Detective Edward Petrosky arrived at a crime scene to find a victim, Dominic Harwick, dead. Petrosky knew someone was missing. Hannah Montgomery had worked for Dominic, manager of Harwick Technical contract house. Recently, the relationship had changed. Someone was stalking Hannah and had been stalking her for years. Hannah had run away from her tormentor five years before and had ended up working as an HR manager for Harwick. Hannah was hyper-aware of her surroundings always. She had recently come to believe that she had been found. The guy she lived with for protection, Jake, had over time become bored with her and was increasingly turning to physical violence against Hannah to relieve his boredom. Hannah had recently thrown him out of her apartment but was afraid to live alone. She had turned to Dominic for protection. Their relationship had been for the most part platonic. Not that she wanted it that way.
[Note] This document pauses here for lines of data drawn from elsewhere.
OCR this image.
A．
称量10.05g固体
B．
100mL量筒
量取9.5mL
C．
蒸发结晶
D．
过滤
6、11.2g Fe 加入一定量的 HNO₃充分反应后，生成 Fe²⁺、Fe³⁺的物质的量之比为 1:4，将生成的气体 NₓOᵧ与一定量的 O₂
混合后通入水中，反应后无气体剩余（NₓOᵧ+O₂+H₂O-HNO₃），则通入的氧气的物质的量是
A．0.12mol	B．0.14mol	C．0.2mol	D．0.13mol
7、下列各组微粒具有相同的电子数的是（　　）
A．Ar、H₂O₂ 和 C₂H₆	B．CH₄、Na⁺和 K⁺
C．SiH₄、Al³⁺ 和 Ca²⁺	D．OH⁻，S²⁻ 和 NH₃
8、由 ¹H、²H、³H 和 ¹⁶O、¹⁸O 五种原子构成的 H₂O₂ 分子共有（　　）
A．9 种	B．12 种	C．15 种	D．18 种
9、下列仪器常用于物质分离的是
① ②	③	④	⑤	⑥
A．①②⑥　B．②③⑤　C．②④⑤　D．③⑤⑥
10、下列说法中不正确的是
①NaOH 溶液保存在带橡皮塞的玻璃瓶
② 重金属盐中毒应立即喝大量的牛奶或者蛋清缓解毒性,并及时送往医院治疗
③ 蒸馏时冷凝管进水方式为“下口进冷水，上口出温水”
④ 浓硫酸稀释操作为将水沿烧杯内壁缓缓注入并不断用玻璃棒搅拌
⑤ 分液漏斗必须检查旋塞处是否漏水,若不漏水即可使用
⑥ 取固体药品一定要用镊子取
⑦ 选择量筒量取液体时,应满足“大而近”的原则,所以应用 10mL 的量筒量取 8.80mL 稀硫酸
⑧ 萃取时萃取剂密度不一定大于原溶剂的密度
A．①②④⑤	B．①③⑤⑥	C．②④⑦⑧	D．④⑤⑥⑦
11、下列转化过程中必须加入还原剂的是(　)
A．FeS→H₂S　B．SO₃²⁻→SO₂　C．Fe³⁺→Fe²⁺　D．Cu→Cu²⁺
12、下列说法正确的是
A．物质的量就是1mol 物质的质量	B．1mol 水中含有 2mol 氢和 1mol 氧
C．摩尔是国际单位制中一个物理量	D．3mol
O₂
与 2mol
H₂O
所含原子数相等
Detective Petrosky felt they had to find Hannah before the killer made a public presentation of her carved body.
Petrosky identified too closely with Hannah because Hannah reminded him of his daughter Julie, who had been abducted and presumably killed at age thirteen. The body had never been found. The loss of the daughter cost Petrosky his marriage. In this novel, he will assume the role of the almost burned out but still capable veteran cop trying to be a mentor to his trainee, Morrison (also known as Surfer Boy).
If this novel were a street version of a shell game, the advice would be “Keep an eye on Hannah.” Where is Hannah? This could be asked at multiple points in the story. Petrosky tries to make connections between Hannah and other killed girls because the girls come from a homeless victim’s shelter where Hannah does volunteer work.
Through backstories, readers find that almost every character in the novel is dark. Even the female District Attorney and Petrosky’s trainee might be up to naughty activities in their off hours. For this novel, that would be harmless fun.
I will follow this author in the hope that she puts some of her other work on Kindle Unlimited. If she doesn’t do that soon, I will raid the piggy bank and buy her other novels. I feel confident they will be as good as this one.